2013 — Lightning struck the organ, causing months of repairing, restoring, and tuning.
2013 — 275th Anniversary of the Church. Celebrated with special concerts, a dinner and silent auction, a Colonial-costumed Thanksgiving service, and guest preachers, including Bob Chitombo from our sister church in Mt. Selinda, Zimbabwe.
2014 — Overflow shelter space was opened for up to 12 guests from One Hundred Nights Shelter, December through March, with a Shelter representative and Church member in attendance each night.
2017 — Major steeple repair and restoration was completed through a successful community wide campaign, assisted by a generous NH Land and Community Heritage Investment Program grant.
2017 — The Blessing of the Animals was held in the Elsie Priest Park, and a variety of pets lined up for their blessing.
2018 — The Chapel, East Room, Nursery and Church School were renovated on the 1st Floor, and Maps Counseling Services renovated and took residence on third floor of the Parish House.

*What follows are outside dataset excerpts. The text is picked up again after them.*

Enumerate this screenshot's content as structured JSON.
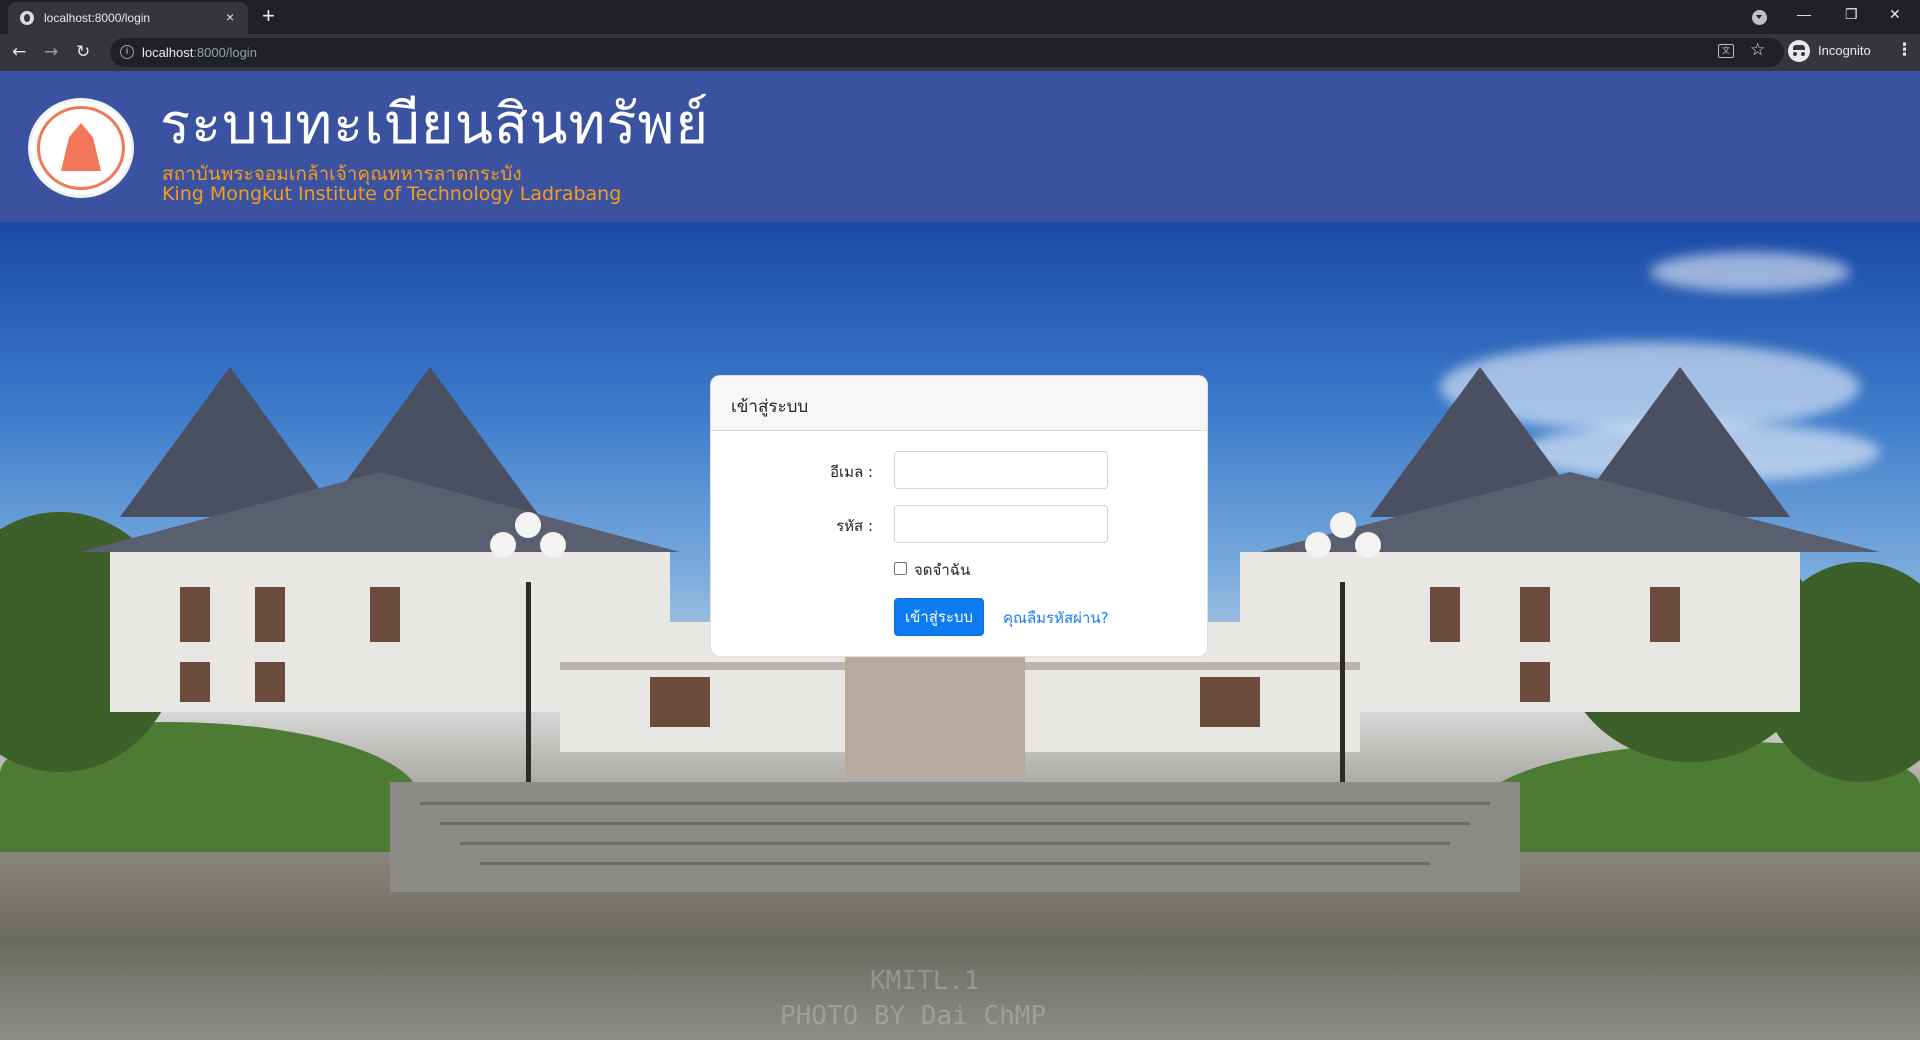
{
  "browser": {
    "tab_title": "localhost:8000/login",
    "tab_close": "×",
    "new_tab": "+",
    "url_host": "localhost",
    "url_path": ":8000/login",
    "info_glyph": "i",
    "translate_glyph": "文",
    "profile_label": "Incognito",
    "window_minimize": "—",
    "window_restore": "❐",
    "window_close": "✕",
    "back": "←",
    "forward": "→",
    "reload": "↻",
    "star": "☆",
    "menu": "⋮"
  },
  "header": {
    "title": "ระบบทะเบียนสินทรัพย์",
    "subtitle_th": "สถาบันพระจอมเกล้าเจ้าคุณทหารลาดกระบัง",
    "subtitle_en": "King Mongkut Institute of Technology Ladrabang",
    "accent_color": "#f59d1c",
    "background_color": "#3b52a1"
  },
  "login": {
    "card_title": "เข้าสู่ระบบ",
    "email_label": "อีเมล :",
    "email_value": "",
    "password_label": "รหัส :",
    "password_value": "",
    "remember_label": "จดจำฉัน",
    "remember_checked": false,
    "submit_label": "เข้าสู่ระบบ",
    "forgot_label": "คุณลืมรหัสผ่าน?",
    "button_color": "#0d7cf2"
  },
  "photo": {
    "watermark_line1": "KMITL.1",
    "watermark_line2": "PHOTO BY Dai ChMP"
  },
  "icons": [
    "globe-icon",
    "close-icon",
    "plus-icon",
    "back-icon",
    "forward-icon",
    "reload-icon",
    "info-icon",
    "translate-icon",
    "star-icon",
    "incognito-icon",
    "menu-icon",
    "tab-search-icon",
    "logo-seal"
  ]
}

2019 — Elsie Priest Park refurbishment was completed, with new toddler and youth equipment, benches, lighting, plantings, all safely surrounded by a new iron fence.
2019 — Our choir joined with the Chamber Chorus of our partner city in Einbeck, Germany, and the Keene State and Keene High choirs for an unforgettable blending of voices.
2020 — Widespread coronavirus pandemic closed the Church; Sunday services were aired on WKBK Radio and meetings took place via Zoom.
2021 — Worship services resumed in person, with a masked and socially distanced congregation and choir.
2022 — The organ was once again struck by lightning, leading to months with a temporary keyboard and waiting as the increasingly digitized instrument once again needed repairing, restoring, and tuning.
2022 — Blessing of the Animals resumed in the renovated Elsie Priest Park.
2022 — Our exciting new, colorful, interactive website is launched!